Training slow down as epoch progress

I have define some variables inside forward pass. Input is 3-dimension and its different channel is assigned to the different variable.

One channel is assigned as self.channel_1=self.input[:,0,:,:]

Second and third channel is assigned after initialization like below.
self.channel_2 = torch.ones(1,1,256,256).to(self.device)
self.channel_3 = torch.ones(1,1,256,256).to(self.device)

self.channel_2 = self.input[0,1,:,:]
self.channel_3= self.input[0,2,:,:]

As epoch is progressed, training slow down.

(1) What is the difference between two assignment above? Is it the cause of slow down?
(2) Can i use “torch.cuda.empty_cache()” at end of epoch to speed up next epoch?

I am using torch 1.4.0.

  1. I’m not sure which difference you are pointing to. But the issue sounds as if you are storing the computation graph in each iterations, which could slow down your code and would also be visible in an increasing memory usage.

  2. No, torch.cuda.empty_cache() will potentially only slow down your code further since synchronizing cudaMalloc calls would be needed to re-allocate the memory, and won’t save any memory.

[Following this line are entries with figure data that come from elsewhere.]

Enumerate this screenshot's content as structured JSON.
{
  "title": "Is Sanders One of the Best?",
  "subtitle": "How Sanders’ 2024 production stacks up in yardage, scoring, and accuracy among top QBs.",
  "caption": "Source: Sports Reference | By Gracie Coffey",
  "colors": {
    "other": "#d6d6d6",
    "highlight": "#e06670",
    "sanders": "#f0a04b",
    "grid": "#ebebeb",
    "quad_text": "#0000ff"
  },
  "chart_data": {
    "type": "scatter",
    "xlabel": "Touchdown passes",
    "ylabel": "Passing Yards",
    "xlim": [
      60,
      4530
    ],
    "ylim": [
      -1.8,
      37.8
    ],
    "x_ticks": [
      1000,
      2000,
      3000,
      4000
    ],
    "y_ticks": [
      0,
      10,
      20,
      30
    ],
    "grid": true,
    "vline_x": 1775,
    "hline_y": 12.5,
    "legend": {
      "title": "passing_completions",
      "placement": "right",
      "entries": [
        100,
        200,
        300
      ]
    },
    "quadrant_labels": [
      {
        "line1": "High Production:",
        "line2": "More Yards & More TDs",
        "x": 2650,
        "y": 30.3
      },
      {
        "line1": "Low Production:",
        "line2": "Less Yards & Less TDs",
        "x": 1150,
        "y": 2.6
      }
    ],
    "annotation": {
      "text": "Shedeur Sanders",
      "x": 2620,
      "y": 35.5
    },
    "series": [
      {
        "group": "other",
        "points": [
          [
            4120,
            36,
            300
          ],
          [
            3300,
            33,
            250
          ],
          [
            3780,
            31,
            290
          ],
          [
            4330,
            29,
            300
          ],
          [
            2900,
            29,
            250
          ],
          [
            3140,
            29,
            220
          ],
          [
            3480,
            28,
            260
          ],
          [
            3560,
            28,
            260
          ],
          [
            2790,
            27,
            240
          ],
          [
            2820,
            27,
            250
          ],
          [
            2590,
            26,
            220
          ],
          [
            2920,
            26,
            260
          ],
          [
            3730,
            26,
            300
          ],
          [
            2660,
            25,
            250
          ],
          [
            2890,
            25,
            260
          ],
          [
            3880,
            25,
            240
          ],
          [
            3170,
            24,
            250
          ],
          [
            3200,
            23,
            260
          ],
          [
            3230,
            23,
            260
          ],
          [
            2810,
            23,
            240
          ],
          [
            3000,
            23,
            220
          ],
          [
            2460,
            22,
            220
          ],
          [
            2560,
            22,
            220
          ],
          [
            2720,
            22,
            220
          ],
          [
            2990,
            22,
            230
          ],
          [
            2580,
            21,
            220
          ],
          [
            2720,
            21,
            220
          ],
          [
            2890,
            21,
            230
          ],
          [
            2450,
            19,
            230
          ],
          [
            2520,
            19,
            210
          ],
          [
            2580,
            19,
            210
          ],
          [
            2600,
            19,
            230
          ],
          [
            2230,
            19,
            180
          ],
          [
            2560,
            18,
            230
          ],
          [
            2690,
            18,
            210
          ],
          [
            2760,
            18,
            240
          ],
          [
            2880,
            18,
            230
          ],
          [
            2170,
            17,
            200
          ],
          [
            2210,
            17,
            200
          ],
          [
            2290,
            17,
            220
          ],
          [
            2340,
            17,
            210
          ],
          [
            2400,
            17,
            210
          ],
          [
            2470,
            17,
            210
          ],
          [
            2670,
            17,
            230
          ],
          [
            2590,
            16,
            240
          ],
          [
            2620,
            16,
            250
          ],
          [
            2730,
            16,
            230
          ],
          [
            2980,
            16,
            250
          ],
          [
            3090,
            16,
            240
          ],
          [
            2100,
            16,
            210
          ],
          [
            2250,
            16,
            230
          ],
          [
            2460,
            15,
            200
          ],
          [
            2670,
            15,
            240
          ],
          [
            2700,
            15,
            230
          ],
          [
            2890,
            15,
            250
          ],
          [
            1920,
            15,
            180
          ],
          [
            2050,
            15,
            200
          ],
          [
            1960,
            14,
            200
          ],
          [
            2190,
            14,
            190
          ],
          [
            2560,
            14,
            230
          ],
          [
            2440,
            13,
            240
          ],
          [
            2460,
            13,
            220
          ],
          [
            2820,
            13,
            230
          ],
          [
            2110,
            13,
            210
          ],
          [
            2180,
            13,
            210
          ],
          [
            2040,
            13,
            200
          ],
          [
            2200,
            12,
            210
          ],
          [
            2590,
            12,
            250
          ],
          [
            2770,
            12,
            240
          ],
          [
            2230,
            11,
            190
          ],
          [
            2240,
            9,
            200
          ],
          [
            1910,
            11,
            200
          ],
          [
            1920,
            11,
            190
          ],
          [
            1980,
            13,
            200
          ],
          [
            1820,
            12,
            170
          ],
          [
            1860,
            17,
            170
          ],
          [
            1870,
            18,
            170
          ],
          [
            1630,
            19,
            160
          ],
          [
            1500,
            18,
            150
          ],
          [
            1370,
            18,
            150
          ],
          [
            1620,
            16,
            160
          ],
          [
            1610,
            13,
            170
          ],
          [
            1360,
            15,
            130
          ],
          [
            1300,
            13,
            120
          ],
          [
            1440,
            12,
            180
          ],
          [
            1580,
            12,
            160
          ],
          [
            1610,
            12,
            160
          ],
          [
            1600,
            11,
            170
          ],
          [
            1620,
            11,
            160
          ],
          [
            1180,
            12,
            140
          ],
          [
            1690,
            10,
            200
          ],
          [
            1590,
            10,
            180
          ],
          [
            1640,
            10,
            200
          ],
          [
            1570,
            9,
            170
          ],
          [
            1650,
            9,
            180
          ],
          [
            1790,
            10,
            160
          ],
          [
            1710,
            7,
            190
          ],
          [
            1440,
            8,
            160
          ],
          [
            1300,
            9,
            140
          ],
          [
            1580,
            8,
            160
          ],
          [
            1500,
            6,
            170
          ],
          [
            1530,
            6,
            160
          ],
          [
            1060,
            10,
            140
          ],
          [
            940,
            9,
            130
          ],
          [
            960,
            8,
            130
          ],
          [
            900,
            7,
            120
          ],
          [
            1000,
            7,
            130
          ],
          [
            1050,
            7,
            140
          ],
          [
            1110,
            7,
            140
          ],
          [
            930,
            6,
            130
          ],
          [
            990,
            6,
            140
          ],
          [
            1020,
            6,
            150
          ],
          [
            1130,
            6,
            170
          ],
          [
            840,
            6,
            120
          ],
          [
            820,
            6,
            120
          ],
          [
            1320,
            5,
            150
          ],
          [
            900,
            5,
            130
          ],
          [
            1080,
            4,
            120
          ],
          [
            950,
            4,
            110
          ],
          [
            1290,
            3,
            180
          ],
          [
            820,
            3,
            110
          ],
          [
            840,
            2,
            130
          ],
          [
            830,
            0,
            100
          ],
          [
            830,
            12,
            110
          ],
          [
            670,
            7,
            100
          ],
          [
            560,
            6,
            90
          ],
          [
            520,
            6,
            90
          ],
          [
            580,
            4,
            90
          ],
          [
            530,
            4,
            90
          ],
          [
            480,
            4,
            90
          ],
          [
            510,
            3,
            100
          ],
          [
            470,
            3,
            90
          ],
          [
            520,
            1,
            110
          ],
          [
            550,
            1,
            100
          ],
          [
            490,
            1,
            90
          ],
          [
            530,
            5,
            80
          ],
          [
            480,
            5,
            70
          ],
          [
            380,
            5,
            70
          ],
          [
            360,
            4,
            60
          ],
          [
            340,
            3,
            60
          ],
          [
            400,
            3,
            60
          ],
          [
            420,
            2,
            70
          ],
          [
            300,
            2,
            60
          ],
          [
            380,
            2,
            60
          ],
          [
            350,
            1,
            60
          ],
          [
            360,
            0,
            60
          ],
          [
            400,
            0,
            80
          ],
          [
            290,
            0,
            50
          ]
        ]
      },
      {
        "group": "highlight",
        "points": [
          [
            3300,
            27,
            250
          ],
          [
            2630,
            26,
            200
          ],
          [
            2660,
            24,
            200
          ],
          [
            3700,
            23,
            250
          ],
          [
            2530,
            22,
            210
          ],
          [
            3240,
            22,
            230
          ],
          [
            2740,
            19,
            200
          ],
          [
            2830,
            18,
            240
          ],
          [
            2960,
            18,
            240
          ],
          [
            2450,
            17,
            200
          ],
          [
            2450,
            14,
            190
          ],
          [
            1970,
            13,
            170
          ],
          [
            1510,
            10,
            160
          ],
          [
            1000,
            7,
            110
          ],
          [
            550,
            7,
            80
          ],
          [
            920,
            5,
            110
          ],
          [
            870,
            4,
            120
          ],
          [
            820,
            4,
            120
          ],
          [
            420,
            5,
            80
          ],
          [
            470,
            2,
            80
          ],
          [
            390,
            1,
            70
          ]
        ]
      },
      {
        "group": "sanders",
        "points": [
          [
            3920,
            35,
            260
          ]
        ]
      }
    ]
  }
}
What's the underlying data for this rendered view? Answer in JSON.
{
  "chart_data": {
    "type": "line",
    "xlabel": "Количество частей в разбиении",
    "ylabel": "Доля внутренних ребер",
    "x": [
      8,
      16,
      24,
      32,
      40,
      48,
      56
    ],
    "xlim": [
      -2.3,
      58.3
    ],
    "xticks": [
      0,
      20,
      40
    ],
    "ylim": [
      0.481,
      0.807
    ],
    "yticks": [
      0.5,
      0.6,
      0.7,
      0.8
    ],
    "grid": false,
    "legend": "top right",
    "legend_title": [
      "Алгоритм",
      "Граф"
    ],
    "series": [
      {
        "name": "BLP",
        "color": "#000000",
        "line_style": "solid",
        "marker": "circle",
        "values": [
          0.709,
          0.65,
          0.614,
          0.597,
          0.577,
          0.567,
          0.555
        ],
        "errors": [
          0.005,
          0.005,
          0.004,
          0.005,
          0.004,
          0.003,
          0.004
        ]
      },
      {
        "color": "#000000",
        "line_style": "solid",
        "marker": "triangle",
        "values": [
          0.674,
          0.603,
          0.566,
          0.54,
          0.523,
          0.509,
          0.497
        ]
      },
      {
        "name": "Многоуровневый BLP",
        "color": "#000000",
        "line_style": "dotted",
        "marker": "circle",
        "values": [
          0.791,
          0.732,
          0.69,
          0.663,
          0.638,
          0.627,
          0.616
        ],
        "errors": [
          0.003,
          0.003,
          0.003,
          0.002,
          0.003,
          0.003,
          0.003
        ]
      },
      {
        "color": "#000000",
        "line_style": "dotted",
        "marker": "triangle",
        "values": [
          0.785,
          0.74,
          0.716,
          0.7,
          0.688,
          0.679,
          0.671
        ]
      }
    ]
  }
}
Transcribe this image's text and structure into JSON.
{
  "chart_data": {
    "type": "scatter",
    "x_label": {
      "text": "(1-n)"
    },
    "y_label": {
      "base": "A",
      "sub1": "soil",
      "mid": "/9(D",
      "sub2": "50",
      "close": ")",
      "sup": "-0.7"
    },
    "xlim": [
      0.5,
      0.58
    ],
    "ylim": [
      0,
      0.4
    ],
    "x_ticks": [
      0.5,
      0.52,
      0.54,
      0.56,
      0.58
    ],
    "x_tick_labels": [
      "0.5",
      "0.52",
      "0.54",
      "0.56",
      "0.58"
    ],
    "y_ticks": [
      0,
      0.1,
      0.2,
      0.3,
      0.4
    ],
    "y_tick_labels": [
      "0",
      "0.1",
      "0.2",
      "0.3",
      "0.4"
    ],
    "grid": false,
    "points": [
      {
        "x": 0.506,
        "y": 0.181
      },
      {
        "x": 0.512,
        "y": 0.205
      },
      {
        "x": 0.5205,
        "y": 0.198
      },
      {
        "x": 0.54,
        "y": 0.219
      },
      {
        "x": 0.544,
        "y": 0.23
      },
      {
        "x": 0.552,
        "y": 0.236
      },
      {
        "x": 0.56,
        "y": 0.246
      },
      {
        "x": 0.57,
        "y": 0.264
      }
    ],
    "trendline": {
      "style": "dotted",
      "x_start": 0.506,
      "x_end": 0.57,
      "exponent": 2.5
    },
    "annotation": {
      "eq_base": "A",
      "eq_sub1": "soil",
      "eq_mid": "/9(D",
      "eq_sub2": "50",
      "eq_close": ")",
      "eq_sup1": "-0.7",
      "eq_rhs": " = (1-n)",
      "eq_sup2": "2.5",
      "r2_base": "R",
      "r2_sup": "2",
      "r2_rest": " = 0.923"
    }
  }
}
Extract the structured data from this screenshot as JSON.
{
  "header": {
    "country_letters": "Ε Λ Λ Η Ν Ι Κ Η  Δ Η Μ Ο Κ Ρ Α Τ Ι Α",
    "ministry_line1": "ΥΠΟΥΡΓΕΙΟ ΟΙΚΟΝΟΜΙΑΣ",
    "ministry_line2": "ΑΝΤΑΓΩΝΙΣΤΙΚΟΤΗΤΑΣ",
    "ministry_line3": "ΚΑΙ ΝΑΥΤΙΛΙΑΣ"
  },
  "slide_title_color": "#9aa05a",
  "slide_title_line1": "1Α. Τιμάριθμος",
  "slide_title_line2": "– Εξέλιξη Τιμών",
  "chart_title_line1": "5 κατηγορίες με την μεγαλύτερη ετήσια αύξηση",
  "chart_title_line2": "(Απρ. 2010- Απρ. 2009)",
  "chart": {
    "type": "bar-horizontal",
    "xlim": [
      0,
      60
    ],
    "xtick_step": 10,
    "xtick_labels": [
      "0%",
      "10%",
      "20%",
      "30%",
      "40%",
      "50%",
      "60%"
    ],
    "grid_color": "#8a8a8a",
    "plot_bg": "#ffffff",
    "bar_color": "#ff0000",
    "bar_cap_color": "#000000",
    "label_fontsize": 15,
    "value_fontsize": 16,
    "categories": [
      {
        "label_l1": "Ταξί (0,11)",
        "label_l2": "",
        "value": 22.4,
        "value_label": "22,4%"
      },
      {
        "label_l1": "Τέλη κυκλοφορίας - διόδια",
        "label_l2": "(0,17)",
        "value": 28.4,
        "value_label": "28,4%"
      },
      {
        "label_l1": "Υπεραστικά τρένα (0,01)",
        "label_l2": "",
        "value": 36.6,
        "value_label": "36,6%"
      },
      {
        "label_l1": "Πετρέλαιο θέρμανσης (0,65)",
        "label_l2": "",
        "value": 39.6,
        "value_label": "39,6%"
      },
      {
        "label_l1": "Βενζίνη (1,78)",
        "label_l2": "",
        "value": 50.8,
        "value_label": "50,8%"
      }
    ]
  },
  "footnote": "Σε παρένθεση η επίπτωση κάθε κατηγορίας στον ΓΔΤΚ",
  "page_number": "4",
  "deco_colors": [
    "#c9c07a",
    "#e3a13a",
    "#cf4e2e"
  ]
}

torch.ones(1,1,256,256).to(self.device) is not created for “self.channel_1” before assignment while for “self.channel_2” and “self.channel_3” it is created before assignment.

Thanks for explaining this.
You could directly pass the device to the tensor creation: torch.ones(size, device=device), which might be faster than creating these values on the CPU and push them to the GPU.
Were you able to check the memory usage and did you see an increased usage?